Temuan ini sejalan dengan riset Zhang sebelumnya. Pada 2024, tim Zhang menggunakan data UK Biobank dan menemukan satu gen di kromosom 10 yang terlibat dalam pembentukan sperma dan pembuahan. Mutasi di satu titik pada gen ini terkait dengan peningkatan peluang 10 persen melahirkan anak perempuan. Namun, Zhang mengingatkan bahwa hasil risetnya maupun studi terbaru ini harus dibaca dengan hati-hati karena sebagian besar peserta berasal dari keturunan Eropa. Artinya, temuan ini mungkin belum mewakili keragaman genetik global sepenuhnya.

Selain faktor genetik, keputusan punya anak juga dipengaruhi budaya. Misalnya, ada keluarga yang memilih berhenti punya anak kalau sudah punya anak perempuan dan laki-laki. Penulis studi ini mencoba memperhitungkan faktor perilaku tersebut dengan menghapus anak terakhir dari analisis. Meski begitu, hasilnya tetap menunjukkan perbedaan. Pada keluarga dengan dua anak, hampir 53 persen punya satu anak laki-laki dan satu anak perempuan—angka ini lebih tinggi dari yang diperkirakan kalau benar-benar acak.

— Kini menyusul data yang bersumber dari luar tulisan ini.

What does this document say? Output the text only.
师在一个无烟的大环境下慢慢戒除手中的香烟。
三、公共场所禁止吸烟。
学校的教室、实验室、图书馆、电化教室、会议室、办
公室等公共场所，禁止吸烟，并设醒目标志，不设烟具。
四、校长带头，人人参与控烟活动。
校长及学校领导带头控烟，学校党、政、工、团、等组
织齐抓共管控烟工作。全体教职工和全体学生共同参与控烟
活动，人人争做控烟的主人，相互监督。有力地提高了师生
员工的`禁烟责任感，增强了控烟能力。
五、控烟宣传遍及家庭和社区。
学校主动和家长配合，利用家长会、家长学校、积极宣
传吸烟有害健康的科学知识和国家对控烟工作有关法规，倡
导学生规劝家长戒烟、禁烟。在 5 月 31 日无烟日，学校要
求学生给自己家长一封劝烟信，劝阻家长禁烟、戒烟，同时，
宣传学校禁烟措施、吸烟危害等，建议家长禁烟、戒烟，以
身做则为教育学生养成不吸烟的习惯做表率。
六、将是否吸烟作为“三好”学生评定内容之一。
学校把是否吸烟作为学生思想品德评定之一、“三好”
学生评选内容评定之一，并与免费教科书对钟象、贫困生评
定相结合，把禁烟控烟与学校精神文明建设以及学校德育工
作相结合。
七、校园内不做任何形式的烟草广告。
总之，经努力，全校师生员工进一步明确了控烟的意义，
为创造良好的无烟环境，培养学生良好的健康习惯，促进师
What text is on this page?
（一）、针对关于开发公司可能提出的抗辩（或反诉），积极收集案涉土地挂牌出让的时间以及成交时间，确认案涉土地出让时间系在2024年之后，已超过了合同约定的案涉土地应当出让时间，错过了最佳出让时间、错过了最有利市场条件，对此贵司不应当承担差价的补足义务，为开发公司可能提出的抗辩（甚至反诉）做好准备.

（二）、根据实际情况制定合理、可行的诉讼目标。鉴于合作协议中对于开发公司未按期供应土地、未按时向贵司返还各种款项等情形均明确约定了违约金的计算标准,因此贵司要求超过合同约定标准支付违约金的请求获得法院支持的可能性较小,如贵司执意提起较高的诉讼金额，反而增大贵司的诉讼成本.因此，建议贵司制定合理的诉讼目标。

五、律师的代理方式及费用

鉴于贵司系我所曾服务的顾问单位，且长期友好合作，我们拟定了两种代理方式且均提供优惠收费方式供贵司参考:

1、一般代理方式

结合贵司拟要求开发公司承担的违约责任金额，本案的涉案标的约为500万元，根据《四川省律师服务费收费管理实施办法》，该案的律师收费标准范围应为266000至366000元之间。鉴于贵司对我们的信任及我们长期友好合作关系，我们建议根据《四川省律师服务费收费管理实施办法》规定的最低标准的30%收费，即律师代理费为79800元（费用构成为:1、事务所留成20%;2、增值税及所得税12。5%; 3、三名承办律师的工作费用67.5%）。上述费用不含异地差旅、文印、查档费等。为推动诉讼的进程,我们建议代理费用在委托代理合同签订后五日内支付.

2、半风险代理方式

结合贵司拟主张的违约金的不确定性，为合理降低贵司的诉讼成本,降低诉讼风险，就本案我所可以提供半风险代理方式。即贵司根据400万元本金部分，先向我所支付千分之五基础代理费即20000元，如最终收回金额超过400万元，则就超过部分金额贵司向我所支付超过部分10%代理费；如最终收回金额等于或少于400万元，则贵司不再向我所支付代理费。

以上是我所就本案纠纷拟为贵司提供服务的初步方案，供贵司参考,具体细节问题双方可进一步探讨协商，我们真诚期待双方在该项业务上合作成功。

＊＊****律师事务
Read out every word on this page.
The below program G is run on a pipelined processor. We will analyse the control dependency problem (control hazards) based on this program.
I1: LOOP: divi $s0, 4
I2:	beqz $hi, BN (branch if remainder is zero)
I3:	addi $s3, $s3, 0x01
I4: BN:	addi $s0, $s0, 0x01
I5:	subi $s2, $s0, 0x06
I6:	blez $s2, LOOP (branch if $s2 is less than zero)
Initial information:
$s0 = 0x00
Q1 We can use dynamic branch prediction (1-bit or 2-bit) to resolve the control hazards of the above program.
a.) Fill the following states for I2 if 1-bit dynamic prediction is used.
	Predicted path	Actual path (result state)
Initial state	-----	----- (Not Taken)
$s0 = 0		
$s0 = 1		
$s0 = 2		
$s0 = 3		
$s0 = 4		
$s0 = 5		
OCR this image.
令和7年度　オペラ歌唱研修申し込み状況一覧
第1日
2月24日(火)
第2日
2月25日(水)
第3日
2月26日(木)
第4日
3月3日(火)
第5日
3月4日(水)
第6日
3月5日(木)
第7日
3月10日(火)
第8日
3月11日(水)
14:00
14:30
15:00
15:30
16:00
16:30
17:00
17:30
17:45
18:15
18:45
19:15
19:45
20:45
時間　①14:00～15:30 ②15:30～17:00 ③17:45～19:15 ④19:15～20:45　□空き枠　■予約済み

Menariknya lagi, makin banyak jumlah anak, makin sering keluarga punya anak dengan jenis kelamin yang sama. Ini mungkin menunjukkan ada keluarga yang terus mencoba sampai punya anak dengan jenis kelamin berbeda. Contohnya, keluarga dengan tiga anak laki-laki punya peluang 61 persen untuk anak berikutnya juga laki-laki, sedangkan keluarga dengan tiga anak perempuan punya peluang 58 persen untuk anak berikutnya juga perempuan.

Zhang menambahkan, salah satu tantangan terbesar dalam mempelajari fenomena ini adalah ukuran keluarga yang terbatas, sehingga sulit mendeteksi variasi genetik yang memengaruhi rasio jenis kelamin anak. Meski begitu, ia optimistis penelitian di masa depan akan makin berkembang berkat bertambahnya data genetik dari biobank di seluruh dunia.

“Dengan semakin banyaknya biobank, variasi genetik yang memengaruhi rasio jenis kelamin manusia sejak lahir mungkin akan lebih banyak ditemukan,” ujarnya.

Para ahli sepakat bahwa penelitian lebih lanjut masih diperlukan untuk benar-benar memahami bagaimana faktor biologis, perilaku, dan lingkungan memengaruhi peluang punya anak laki-laki atau perempuan.

Referensi

Siwen Wang et al. "Is sex at birth a biological coin toss? Insights from a longitudinal and GWAS analysis." Sci. Adv. 11, eadu7402(2025). DOI:10.1126/sciadv.adu7402.

Siliang Song and Jianzhi Zhang, “In Search of the Genetic Variants of Human Sex Ratio at Birth: Was Fisher Wrong About Sex Ratio Evolution?,” Proceedings of the Royal Society B Biological Sciences 291, no. 2033 (October 1, 2024), https://doi.org/10.1098/rspb.2024.1876.

"Why do some moms have more boys than girls—or vice versa? New study provides clues." American Association for the Advancement of Science. Diakses Juli 2025.